Almost any company which has terms and conditions of business will want to limit its liability for claims from its clients or customers. The precise wording of a limitation clause needs careful consideration, not least so as not to fall foul of legislation such as the Unfair Contract Terms Act.
A useful article on the subject has just been published by Bristows Law Firm. This deals with a case where Regus, who let out serviced offices, had a dispute with one of their tenants over the air-conditioning. The Court of Appeal decided that Regus’ Terms, which excluded liability for loss of business, loss of profits and any consequential loss were not, in the circumstances unreasonable as the tenant had claimed.
However the Court also decided that the real loss suffered by the tenant was the reduction in value of the premises due to the inadequate airconditioning and, in spite of the very wide exclusion clause, the wording did not exclude liability for this type of loss, so the tenant could recover some damages.
Useful tips offered by Bristows as a result of this case:
-Review exclusion and limitation of liability clauses regularly – no business can afford to be complacent about their enforceability.
-Ensure drafting is clear and unambiguous.

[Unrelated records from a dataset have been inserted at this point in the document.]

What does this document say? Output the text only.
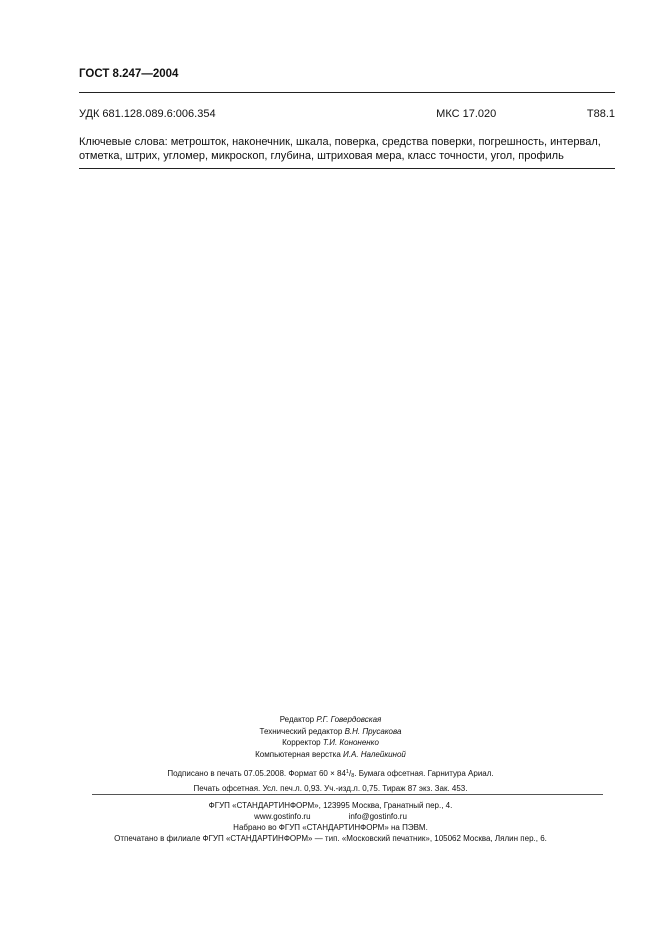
ГОСТ 8.247—2004
УДК 681.128.089.6:006.354	МКС 17.020	Т88.1
Ключевые слова: метрошток, наконечник, шкала, поверка, средства поверки, погрешность, интервал, отметка, штрих, угломер, микроскоп, глубина, штриховая мера, класс точности, угол, профиль
Редактор Р.Г. Говердовская
Технический редактор В.Н. Прусакова
Корректор Т.И. Кононенко
Компьютерная верстка И.А. Налейкиной
Подписано в печать 07.05.2008. Формат $60 \times 84^1/_8$. Бумага офсетная. Гарнитура Ариал.
Печать офсетная. Усл. печ.л. 0,93. Уч.-изд.л. 0,75. Тираж 87 экз. Зак. 453.
ФГУП «СТАНДАРТИНФОРМ», 123995 Москва, Гранатный пер., 4.
www.gostinfo.ru	info@gostinfo.ru
Набрано во ФГУП «СТАНДАРТИНФОРМ» на ПЭВМ.
Отпечатано в филиале ФГУП «СТАНДАРТИНФОРМ» — тип. «Московский печатник», 105062 Москва, Лялин пер., 6.
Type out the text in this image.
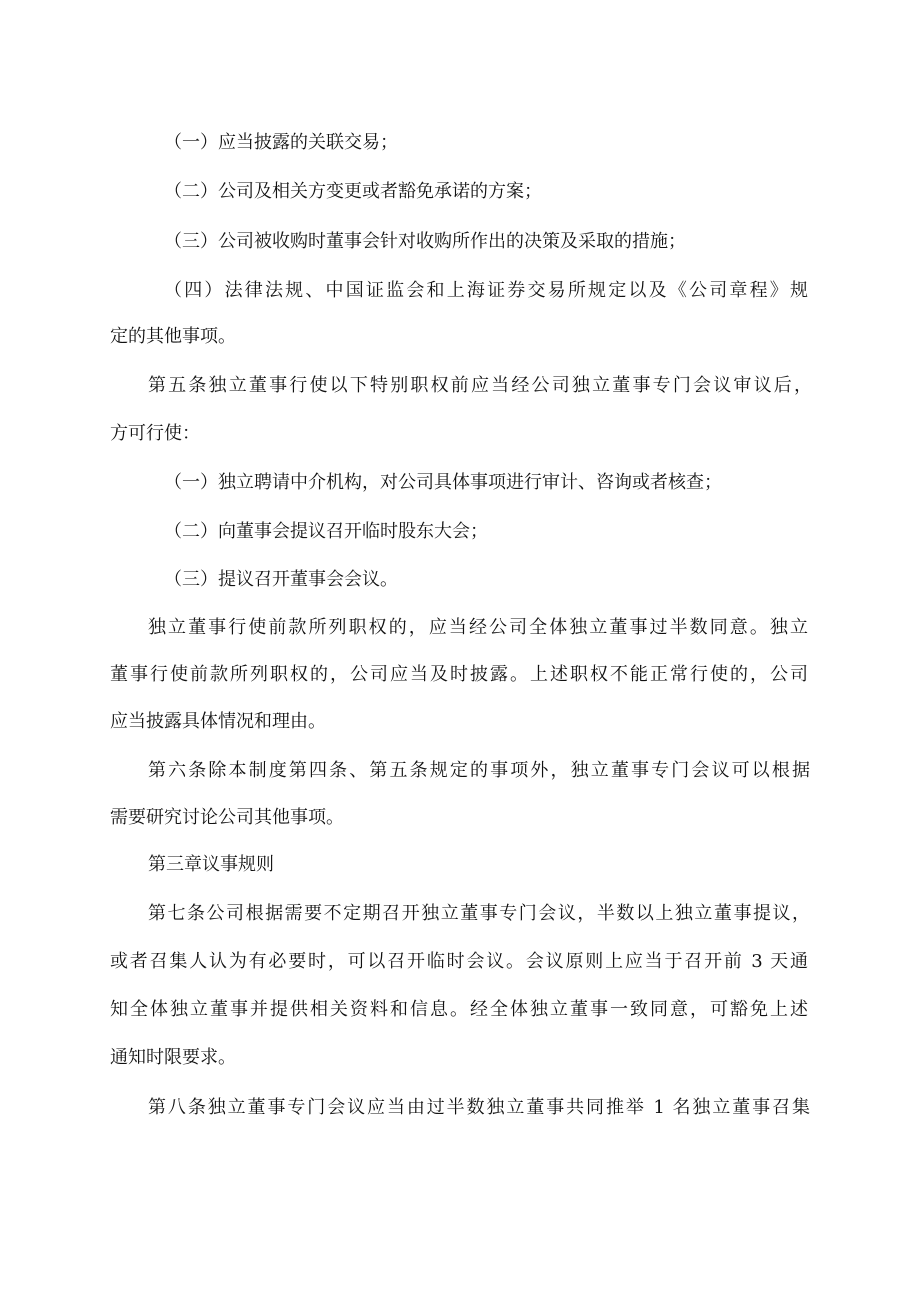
（一）应当披露的关联交易；
（二）公司及相关方变更或者豁免承诺的方案；
（三）公司被收购时董事会针对收购所作出的决策及采取的措施；
（四）法律法规、中国证监会和上海证券交易所规定以及《公司章程》规
定的其他事项。
第五条独立董事行使以下特别职权前应当经公司独立董事专门会议审议后，
方可行使：
（一）独立聘请中介机构，对公司具体事项进行审计、咨询或者核查；
（二）向董事会提议召开临时股东大会；
（三）提议召开董事会会议。
独立董事行使前款所列职权的，应当经公司全体独立董事过半数同意。独立
董事行使前款所列职权的，公司应当及时披露。上述职权不能正常行使的，公司
应当披露具体情况和理由。
第六条除本制度第四条、第五条规定的事项外，独立董事专门会议可以根据
需要研究讨论公司其他事项。
第三章议事规则
第七条公司根据需要不定期召开独立董事专门会议，半数以上独立董事提议，
或者召集人认为有必要时，可以召开临时会议。会议原则上应当于召开前 3 天通
知全体独立董事并提供相关资料和信息。经全体独立董事一致同意，可豁免上述
通知时限要求。
第八条独立董事专门会议应当由过半数独立董事共同推举 1 名独立董事召集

-Avoid depriving a party of any remedy for your breach of contract – a Court is likely to consider this to be unreasonable. However, it seems that the general practice of excluding financial losses such as loss of profits and consequential losses will not be unreasonable per se.
-Remember that the question of reasonableness is entirely dependent on the individual facts of each case – a clause which is considered to be reasonable in one dispute, might not be in another.